Colorado U.S. Senators Cory Gardner and Michael Bennet have introduced a bill they call compromise legislation in the heated debate over border security.

The plan includes a 12-year path to citizenship for people brought to the United States illegally when they were children -- so-called "Dreamers" -- and $25 billion for border security that includes President Trump's request for border wall funding.

"Both of us support a pathway to citizenship for the Dreamers, and both of us support border security," Bennet, a Democrat, said in an interview.

Gardner, a Republican, added the bill is about trying to find a way forward.

"The goal here is 279 people in support of our effort," Gardner said. "That means we get 60 votes in the Senate.
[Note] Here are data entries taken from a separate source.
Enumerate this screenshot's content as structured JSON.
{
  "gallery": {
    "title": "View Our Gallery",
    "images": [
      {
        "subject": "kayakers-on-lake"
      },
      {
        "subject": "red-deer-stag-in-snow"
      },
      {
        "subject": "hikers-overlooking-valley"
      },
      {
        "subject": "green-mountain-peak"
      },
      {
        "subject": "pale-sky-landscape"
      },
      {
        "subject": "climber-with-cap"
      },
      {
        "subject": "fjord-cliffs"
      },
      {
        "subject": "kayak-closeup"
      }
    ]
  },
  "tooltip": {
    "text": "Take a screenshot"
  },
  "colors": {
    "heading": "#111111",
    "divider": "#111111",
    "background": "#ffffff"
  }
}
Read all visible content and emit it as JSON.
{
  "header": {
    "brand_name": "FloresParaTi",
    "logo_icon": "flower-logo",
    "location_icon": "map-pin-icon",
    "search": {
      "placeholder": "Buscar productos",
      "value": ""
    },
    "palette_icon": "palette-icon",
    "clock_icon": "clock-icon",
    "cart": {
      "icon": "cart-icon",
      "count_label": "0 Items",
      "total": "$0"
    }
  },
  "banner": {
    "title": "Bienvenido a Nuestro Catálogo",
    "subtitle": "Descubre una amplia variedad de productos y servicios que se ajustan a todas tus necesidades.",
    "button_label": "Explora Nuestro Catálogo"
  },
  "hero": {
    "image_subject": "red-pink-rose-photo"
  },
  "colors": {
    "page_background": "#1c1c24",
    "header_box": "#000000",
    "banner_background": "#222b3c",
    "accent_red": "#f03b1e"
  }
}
That means we get 218 votes in the U.S. House — and we get one person at 1600 Pennsylvania to sign the bill."

The measure is one of a handful being considered after the Senate voted Monday to begin debate on immigration earlier this week. The process could lead to a bipartisan immigration fix, NPR says, "or leave Congress with no solution for the hundreds of thousands of immigrants who stand to lose legal protections by March 5."

"There are a lot of other security measures on the border that, over many years, I've been persuaded are important to securing the southern border including fencing and technology. My hope is that the president comes to see those things as more useful and economical than the proposed wall," Bennet said.

Gardner said he's spoken with other Republicans who were supportive of provisions in the bill. But he could not say if any of them had committed to support the legislation.

Bennet drew comparisons between his bill and 2013 bipartisan legislation that passed the Senate. The House refused to take up that bill — an outcome Bennet said he hopes to avoid this time around. But conservative House members have already given Speaker Paul Ryan a directive to hold the line on immigration.

Bennet said Republican and Democratic leaders in the Senate are currently discussing which bills will be put forth for a vote, possibly on Thursday.